Ночь выдалась жуткой. Мы то и дело останавливались и прерывали свой марш. Не выдерживали тяжелый переход старики, умирали раненые. Восстание теряло людей и оставляло за собой след из тел несчастных повстанцев. Я отдал приказ закапывать тела в снег, силясь спасти их от надругательств римлян и хищников. Почти каждая смерть сопровождалась рыданиями, мольбами и криками. После событий, случившихся на полуострове, в лагере появились те, кто молча провожал людей в последний путь. На их лицах я видел облегчение. Многие уже не находили в себе сил досматривать раненых, но держались.

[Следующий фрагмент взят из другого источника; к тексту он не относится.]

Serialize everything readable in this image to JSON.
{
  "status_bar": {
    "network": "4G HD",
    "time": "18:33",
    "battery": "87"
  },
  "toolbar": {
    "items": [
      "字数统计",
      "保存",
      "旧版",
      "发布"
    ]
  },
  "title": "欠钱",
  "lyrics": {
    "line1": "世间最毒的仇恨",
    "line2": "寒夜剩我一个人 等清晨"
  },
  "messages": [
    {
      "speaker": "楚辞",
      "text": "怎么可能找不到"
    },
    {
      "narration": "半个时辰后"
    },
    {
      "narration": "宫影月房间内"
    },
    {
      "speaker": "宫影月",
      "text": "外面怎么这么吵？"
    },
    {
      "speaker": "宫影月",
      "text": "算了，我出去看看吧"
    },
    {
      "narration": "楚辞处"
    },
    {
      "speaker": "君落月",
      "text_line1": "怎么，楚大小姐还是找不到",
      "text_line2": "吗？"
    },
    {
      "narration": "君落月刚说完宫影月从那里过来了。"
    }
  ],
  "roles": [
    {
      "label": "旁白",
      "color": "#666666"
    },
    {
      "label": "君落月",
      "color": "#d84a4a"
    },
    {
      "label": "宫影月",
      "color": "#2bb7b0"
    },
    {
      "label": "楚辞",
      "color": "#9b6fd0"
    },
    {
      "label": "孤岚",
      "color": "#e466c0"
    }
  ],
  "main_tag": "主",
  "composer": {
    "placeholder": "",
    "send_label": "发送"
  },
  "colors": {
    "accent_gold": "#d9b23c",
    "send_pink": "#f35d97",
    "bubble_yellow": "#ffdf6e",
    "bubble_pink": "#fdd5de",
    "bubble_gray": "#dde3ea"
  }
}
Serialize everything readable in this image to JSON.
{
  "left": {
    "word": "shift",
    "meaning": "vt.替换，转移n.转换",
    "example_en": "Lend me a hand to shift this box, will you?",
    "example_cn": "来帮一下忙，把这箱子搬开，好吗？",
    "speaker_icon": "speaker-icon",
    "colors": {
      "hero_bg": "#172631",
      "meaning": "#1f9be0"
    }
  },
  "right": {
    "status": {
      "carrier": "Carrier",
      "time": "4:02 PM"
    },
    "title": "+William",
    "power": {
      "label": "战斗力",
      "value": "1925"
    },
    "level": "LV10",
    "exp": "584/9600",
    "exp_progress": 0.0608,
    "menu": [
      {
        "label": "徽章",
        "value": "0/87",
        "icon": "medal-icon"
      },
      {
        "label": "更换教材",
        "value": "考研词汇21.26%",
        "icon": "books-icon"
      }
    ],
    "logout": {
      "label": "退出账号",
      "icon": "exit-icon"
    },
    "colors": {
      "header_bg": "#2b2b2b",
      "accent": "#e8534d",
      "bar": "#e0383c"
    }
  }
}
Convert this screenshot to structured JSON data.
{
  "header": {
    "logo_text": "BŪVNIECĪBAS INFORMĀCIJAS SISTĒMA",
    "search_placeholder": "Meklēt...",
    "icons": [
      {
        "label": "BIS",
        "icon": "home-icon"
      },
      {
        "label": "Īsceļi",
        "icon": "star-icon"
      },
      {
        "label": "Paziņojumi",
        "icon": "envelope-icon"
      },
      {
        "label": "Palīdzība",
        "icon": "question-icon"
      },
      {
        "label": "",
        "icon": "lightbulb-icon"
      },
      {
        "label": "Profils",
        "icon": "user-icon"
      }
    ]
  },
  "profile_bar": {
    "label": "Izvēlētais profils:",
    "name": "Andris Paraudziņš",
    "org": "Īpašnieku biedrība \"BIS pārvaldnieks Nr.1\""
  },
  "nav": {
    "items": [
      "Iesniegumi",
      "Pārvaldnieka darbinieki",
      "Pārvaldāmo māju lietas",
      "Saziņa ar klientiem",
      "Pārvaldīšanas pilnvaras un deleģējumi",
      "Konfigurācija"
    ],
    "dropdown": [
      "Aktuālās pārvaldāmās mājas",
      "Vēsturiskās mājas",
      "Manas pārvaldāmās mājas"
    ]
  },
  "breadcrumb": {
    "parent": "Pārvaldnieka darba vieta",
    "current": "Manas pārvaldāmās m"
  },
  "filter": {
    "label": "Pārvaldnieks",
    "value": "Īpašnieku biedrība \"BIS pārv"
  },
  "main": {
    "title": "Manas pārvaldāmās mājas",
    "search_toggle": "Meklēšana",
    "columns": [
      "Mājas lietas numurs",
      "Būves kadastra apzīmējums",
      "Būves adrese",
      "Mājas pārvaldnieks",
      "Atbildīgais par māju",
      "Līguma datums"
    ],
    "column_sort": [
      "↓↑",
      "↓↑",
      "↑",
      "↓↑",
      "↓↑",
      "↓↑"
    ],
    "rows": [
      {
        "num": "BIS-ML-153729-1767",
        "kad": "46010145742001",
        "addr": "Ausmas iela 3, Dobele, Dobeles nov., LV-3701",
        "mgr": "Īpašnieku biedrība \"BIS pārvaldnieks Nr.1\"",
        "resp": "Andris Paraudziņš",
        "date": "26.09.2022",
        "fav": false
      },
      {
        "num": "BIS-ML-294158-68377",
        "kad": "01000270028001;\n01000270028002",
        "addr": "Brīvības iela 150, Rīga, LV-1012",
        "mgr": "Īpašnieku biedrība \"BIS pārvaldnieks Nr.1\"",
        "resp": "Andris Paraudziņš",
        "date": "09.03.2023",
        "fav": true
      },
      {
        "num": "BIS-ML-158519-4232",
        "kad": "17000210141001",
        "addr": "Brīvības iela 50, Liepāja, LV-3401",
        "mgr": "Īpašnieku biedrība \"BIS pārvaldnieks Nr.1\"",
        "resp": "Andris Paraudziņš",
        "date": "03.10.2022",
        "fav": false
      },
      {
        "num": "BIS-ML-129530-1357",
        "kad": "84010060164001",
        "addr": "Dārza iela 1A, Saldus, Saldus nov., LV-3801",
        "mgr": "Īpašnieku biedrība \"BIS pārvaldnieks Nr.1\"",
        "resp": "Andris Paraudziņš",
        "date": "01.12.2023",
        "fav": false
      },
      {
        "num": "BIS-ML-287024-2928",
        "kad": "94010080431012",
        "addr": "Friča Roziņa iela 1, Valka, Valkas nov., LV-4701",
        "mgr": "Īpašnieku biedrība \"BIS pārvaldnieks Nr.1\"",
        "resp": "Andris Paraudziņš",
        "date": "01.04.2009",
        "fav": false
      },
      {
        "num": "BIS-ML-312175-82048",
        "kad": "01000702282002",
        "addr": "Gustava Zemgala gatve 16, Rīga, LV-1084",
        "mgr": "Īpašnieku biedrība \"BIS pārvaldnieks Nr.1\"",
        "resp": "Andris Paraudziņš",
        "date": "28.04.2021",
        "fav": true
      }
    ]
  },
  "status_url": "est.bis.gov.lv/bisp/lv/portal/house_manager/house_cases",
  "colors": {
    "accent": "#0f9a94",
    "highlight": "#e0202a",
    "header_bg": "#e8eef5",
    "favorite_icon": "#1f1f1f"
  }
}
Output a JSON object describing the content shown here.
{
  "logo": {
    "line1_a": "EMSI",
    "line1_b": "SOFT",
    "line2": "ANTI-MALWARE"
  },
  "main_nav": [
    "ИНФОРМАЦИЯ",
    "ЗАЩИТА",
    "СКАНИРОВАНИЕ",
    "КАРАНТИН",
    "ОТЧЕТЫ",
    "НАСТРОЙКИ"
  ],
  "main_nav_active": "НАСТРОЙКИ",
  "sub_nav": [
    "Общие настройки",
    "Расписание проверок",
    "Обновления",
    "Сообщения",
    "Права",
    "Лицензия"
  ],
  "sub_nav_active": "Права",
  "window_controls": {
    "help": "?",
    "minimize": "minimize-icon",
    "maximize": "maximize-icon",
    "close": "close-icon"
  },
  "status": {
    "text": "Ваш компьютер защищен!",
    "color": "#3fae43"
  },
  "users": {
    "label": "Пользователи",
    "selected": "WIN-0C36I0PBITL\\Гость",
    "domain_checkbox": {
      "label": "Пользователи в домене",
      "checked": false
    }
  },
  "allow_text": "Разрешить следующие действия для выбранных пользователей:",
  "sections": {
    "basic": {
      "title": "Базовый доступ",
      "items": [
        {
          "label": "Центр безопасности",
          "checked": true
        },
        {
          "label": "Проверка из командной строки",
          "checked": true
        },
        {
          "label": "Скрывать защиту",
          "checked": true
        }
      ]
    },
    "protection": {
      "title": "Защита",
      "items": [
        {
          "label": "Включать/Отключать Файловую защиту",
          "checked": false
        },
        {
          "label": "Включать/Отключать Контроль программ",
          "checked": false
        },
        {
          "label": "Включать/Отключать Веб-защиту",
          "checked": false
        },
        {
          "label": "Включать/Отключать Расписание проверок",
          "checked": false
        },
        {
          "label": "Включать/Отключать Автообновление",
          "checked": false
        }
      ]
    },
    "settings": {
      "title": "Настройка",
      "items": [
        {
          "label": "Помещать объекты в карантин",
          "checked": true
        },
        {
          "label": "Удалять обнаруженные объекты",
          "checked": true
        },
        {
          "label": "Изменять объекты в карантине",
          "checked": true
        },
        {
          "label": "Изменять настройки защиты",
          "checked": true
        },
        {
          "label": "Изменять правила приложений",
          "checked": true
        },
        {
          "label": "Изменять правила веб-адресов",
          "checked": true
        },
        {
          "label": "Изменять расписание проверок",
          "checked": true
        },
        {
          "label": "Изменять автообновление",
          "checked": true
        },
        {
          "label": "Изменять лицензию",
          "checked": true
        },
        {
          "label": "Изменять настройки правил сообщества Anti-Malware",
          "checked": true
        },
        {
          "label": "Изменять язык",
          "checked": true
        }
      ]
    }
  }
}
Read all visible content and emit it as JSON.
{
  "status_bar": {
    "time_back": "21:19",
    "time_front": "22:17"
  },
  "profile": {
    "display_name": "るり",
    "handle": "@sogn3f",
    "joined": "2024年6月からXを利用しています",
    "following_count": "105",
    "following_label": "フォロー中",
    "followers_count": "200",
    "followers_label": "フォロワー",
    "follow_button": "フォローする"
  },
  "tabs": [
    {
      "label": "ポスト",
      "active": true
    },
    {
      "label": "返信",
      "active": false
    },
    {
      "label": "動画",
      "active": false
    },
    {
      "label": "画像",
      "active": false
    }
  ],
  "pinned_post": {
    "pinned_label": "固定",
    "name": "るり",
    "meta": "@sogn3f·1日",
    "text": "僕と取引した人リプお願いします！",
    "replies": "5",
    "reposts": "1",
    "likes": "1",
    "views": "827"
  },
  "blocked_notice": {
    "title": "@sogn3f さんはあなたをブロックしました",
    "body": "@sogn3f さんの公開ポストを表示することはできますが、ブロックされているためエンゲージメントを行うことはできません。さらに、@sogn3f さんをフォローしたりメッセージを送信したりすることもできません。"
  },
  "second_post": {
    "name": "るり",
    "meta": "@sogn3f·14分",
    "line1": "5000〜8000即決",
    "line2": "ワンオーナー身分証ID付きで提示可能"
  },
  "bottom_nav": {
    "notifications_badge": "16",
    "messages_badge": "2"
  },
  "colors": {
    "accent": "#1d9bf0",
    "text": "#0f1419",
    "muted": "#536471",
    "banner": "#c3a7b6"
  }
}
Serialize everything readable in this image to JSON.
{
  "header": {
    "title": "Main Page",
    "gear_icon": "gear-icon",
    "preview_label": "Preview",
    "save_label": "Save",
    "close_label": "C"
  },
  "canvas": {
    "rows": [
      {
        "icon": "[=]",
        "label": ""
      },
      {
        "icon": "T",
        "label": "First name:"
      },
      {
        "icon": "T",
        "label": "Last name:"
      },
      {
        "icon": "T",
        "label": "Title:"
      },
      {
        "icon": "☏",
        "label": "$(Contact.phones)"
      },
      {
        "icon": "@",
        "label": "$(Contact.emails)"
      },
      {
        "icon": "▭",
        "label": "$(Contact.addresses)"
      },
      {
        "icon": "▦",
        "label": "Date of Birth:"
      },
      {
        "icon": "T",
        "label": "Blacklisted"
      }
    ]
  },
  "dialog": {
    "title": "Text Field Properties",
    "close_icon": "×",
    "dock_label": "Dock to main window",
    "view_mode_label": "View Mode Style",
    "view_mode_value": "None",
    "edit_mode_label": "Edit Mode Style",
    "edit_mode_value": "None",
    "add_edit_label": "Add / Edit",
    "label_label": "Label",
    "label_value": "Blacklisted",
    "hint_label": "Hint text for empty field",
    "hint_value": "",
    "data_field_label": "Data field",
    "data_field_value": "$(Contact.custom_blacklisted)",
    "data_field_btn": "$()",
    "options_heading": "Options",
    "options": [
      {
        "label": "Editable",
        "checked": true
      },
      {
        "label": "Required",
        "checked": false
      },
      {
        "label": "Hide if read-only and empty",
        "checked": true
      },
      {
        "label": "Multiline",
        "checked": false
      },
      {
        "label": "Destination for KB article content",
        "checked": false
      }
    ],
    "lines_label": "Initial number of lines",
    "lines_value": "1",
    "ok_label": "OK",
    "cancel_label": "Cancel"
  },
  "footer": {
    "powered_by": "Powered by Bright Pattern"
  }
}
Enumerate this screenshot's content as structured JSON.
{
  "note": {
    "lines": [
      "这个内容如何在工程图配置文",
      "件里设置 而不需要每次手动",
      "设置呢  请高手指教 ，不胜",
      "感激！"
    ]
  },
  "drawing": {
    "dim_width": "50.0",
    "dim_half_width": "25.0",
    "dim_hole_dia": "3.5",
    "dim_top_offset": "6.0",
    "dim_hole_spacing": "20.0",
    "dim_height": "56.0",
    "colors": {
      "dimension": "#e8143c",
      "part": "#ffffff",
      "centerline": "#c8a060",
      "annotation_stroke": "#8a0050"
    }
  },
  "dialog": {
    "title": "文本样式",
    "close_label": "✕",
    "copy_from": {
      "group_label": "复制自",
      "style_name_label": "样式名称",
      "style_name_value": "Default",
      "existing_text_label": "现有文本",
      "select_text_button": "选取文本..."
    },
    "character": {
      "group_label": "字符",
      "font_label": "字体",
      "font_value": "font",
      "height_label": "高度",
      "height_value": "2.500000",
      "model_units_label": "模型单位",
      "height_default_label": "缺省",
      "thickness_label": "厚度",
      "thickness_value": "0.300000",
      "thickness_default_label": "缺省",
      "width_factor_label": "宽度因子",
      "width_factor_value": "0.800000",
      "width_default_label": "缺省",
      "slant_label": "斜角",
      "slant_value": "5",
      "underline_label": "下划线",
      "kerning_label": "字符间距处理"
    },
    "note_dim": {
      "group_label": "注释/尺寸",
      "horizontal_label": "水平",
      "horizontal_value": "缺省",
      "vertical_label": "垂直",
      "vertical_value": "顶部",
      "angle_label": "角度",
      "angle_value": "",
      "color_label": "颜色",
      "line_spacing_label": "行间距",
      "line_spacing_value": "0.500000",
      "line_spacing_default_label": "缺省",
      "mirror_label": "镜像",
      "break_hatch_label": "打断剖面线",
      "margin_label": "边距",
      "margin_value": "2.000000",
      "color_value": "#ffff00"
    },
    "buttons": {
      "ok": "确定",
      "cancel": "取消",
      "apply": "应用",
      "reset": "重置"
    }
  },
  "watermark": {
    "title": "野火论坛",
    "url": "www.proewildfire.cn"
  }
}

Ужас вызывало осознание наших потерь. Безумный прорыв ударил по армии восставших сильнее всякой чумы. Смерть в одночасье забрала в свои цепкие лапы тысячи жизней повстанцев, которые полегли у римских фортификационных стен. Стало жутко, когда я понял, что сражения можно было избежать. Чего стоил легион Висбальда, от которого осталось лишь несколько неполных центурий! Мысли об этом вызывали смятение в моей душе. Я искал оправдания произошедшему, но всякий раз заходил в тупик. Терялся в догадках, предположениях, многие из которых сводили меня с ума. Как офицер, я взял ответственность за своих воинов на себя и пребывал в отвратительном расположении духа.

Нервозности добавляли нависшие на линии горизонта островки вражеских костров, которые римляне палили всю минувшую ночь, напоминая нам о своем присутствии. Однако с каждой пройденной лигой римский лагерь отдалялся от нас, растворялся в сумерках. К рассвету свет костров исчез вовсе, как будто его и не было. Странное поведение римлян настораживало. Красс будто бы впал в ступор и не спешил немедленно нагнать нас. Со стороны могло показаться, что претор давал возможность восставшим уйти. Легионы проконсула выжидали. Вот только чего? Я поймал себя на мысли, что Красс, ошибившись единожды, возможно, хотел лишить себя удовольствия дважды наступить на одни и те же грабли в бою со мной. Свой следующий шаг Марк Лициний готовил скрупулезно, тщательно, безо всякой спешки. В моем лагере поползли первые слухи… Но я в отличие от своих людей не питал никаких надежд и понимал, что претор в скором времени скомандует наступление. О каждом нашем шаге будет доложено римлянину лично. Свежие, хорошо обученные к марш-броскам легионы нагонят нас к завтрашнему утру.